Life imitating poetry: On the morning of January 27th, 2009, the temperature in Danvers, Mass. registered in the low teens, peaked at 46.8-F, and sank below 20-F by midnight. An even stranger coincidence with the poem, given Auden's reference to wolves in the second stanza, is the existence of a wolf sanctuary in nearby Ipswich. I would say Updike's witches conjured it, but I've been there on a field trip with a bunch of fifth-graders. My gardening coincidence with Ipswich is Completely Clematis, a truly unique nursery crawling in vines and Corgis (sadly my forays there never yielded any glimpses of Updike).
Although Updike's uniqueness resided more in prose than in verse, "In Memory of W.B. Yeats" is uncannily appropriate, for the novelist-Updike did indeed:
sing of human unsuccess
In a rapture of distress;
Since some of the remembrances of Updike have tended toward the sticky and the chummy, and because poetry always delivers the most satisfying eulogy, I suggest taking Amis's nod all the way to the wintry bracing language of Auden's panegyric (I've always wanted to use that word in a blog). Listen to "In Memory of W.B. Yeats" read by the poet in his own nasally unsentimental voice, and marvel at how many specific lines apply to John Updike (audio is sampled from the Voices of the Poet CD series, and is clickable from the Auden Society site's Recordings page: click on the poem title under "Readings by Auden").

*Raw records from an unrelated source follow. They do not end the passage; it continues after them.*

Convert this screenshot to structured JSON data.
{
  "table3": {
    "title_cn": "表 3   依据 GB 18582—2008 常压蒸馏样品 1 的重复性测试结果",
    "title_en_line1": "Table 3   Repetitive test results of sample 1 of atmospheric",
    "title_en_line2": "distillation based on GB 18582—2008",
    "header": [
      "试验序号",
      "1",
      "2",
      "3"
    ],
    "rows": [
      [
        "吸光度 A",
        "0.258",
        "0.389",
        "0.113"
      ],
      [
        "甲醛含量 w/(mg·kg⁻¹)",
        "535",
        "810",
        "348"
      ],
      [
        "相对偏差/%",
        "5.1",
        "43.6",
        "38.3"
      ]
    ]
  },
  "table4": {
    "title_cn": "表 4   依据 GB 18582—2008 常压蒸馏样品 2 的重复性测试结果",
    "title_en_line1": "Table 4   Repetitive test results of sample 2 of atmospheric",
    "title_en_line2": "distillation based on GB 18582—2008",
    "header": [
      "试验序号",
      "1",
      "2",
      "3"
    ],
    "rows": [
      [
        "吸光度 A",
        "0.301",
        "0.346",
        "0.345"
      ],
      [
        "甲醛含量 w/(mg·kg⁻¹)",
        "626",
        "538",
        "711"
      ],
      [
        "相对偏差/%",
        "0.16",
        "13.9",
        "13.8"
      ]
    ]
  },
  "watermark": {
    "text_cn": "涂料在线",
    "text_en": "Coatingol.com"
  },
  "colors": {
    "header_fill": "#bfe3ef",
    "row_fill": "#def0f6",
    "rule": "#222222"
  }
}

The poem's text is on poets.org. See particularly the third stanza, with the line, "Silence invaded the suburbs." Literature doesn't get more uncanny than that.
(William Safire once sought some stanzas Auden excised from Part III in the 1960s (scroll down); those who are curious can read them on this other blog. I think Auden was right to cut them, but heigh-ho, even his cuttings were pretty damn good.)